The creep resistance of polycrystalline (PX) Ni-based superalloys is controlled by the complex dislocation mechanistic produced by a carefully design γ-γ´microstructure [1]. Dislocations can either climb or glide to form a rich variety of faults in the γ´ precipitates: antiphase boundaries (APBs), superlattice extrinsic and intrinsic stacking faults (SESFs and SISFs), or complex variants of the latter (CISF and CESF) [1]. The dominant mechanism determines the creep resistance of the alloy and it is influenced by the chemistry of the alloy, microstructure, the temperature and the stress conditions. Historically, focus have been put on rationalising the connection between temperature, stress and microstructure with dominant deformation mechanisms [1]. Recently, it has been found that chemistry of the γ´ precipitates and local diffusional processes play a critical role in determining the type of fault produced by dislocation shearing [2], thus determining the creep behaviour of the alloy. However, there is still not a full understanding of the chemistry effect on the mechanism dominance. Further systematic analysis is needed in this regard.

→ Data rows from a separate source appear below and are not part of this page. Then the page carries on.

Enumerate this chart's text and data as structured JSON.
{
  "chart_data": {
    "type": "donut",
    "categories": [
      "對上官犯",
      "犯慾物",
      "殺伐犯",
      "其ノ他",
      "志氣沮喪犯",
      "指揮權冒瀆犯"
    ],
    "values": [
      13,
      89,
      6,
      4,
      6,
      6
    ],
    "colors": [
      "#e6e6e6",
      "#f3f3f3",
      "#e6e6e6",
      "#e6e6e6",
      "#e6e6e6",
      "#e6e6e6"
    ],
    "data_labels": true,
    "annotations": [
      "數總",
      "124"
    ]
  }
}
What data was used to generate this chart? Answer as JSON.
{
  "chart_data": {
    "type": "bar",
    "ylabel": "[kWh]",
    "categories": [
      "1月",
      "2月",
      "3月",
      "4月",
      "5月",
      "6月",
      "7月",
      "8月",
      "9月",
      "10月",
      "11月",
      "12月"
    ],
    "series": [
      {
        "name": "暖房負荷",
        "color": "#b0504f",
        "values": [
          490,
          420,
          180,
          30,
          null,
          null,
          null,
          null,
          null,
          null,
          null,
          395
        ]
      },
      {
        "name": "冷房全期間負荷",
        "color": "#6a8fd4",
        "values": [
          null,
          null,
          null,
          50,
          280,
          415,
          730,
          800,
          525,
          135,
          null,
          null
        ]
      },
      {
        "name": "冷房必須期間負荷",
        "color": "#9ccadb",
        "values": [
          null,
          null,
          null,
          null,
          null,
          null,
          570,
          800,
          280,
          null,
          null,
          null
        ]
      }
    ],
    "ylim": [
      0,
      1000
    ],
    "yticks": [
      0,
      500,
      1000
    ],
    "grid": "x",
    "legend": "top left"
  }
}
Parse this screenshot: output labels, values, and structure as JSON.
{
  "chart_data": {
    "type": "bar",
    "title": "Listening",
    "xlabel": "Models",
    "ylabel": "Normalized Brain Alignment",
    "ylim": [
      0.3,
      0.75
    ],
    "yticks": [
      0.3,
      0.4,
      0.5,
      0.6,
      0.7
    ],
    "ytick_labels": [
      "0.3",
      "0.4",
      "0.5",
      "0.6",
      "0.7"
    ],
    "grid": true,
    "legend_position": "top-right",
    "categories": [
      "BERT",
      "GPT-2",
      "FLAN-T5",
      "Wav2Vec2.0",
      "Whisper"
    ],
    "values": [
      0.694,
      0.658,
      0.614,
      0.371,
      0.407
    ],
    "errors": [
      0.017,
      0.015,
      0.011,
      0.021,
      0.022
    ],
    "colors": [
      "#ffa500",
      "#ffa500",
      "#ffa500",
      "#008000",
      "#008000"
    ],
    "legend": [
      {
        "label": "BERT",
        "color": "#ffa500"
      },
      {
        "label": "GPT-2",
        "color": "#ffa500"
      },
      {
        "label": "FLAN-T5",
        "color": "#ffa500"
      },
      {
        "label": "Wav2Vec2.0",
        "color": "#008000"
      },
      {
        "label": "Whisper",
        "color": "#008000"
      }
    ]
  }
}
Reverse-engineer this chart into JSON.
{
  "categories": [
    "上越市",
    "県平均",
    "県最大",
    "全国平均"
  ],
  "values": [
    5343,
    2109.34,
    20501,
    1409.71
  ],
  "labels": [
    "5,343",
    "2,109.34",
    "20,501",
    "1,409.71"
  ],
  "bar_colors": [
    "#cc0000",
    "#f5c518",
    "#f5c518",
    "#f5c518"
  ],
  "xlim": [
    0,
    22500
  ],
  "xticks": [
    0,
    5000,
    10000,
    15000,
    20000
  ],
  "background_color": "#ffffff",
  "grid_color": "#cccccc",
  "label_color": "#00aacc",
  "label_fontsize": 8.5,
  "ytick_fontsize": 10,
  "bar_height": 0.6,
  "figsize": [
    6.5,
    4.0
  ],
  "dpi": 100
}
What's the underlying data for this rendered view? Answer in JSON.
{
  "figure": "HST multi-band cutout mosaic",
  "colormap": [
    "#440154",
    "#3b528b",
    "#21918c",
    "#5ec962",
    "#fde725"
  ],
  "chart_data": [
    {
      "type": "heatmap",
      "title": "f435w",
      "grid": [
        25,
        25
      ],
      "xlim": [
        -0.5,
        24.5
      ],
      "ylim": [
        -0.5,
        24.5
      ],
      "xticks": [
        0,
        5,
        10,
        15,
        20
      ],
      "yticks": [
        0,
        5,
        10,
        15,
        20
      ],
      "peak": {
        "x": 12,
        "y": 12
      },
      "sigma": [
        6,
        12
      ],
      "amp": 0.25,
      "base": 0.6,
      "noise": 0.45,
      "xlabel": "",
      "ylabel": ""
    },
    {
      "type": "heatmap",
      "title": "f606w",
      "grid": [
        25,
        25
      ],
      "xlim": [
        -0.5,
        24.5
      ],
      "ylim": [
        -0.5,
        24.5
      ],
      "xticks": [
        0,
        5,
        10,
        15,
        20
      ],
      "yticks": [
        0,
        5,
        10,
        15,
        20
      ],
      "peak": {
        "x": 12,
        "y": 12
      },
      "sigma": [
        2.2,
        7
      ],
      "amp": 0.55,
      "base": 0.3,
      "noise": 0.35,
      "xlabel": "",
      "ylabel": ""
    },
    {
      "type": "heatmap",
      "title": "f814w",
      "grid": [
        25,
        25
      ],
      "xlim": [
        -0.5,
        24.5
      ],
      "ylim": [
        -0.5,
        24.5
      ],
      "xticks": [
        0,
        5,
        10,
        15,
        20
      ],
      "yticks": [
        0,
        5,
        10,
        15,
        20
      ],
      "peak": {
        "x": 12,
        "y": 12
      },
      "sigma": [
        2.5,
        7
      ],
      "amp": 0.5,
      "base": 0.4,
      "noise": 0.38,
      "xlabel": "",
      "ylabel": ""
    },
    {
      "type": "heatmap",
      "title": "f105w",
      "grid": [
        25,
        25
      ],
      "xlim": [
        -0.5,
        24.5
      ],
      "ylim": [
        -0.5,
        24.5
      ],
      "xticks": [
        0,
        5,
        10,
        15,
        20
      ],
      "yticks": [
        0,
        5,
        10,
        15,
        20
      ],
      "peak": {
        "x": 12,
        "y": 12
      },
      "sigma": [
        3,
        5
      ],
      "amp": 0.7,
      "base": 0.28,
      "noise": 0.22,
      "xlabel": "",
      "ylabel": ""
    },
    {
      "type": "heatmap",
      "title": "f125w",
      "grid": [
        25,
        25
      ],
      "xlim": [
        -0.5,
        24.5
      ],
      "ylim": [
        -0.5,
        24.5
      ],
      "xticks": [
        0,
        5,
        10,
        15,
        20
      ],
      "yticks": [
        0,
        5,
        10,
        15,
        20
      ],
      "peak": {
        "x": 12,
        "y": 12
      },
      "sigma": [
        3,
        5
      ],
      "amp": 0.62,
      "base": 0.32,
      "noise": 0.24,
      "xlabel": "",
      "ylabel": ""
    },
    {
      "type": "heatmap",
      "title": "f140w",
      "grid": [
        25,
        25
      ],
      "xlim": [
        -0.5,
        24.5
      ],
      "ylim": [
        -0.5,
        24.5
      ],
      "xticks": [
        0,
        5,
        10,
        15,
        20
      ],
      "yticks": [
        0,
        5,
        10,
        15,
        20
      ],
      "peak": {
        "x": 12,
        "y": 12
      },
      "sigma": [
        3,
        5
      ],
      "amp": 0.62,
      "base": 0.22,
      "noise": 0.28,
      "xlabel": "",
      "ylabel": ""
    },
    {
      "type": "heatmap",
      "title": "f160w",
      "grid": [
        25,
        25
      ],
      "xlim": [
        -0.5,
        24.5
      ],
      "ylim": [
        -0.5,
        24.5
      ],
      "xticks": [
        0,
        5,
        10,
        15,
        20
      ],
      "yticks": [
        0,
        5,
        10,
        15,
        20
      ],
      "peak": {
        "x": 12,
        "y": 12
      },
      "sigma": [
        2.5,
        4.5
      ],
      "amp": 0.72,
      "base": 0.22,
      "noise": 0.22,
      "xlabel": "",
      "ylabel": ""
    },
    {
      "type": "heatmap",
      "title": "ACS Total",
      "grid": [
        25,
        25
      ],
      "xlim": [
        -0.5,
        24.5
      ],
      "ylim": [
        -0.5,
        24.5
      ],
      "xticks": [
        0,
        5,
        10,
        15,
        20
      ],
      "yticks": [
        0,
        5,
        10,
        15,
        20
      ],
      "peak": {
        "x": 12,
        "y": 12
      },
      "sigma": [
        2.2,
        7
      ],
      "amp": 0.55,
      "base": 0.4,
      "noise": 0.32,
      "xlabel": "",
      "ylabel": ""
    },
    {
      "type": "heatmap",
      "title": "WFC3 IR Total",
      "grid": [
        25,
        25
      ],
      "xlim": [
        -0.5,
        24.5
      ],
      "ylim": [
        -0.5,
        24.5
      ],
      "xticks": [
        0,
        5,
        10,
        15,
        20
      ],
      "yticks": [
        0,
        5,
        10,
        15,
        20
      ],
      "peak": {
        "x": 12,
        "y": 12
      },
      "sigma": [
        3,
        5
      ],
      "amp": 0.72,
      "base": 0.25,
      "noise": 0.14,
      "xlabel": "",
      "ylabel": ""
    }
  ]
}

In this work, a carefully designed study has been performed to unveil the effect of chemistry on the creep strength of the alloy, with an emphasis on the composition-dependence of the microtwinning effect. Microstructure, stress and temperature conditions are fixed to identify the solely effect of the alloy composition on the deformation dominance. Two different disk-grade alloys (table 1) with different γ´/ γ stabilisers ratios are carefully selected and tested at 760°C-552MPa and 706°C-724MPa. The results show the effect of γ-stabilisers in promoting low creep resistant mechanism like microtwinning. This is rationalised using density functional theory, to quantify the effect of Co and Cr on lowering the energy penalty of forming the microtwin precursors, CISFs. The results presented in this study are of critical importance for design of future high-temperature disk-alloy developments.

References

[1] R.C. Reed and C.M.F. Rae. Physical metallurgy of the nickel-based superalloys. Physical Metallurgy (Fifth Edition), pages 2215–2290. Elsevier, Oxford, 2014. 

[2] D. Barba et al. On the microtwinning mechanism in a single crystal superalloy. Acta Materialia 135 (2017)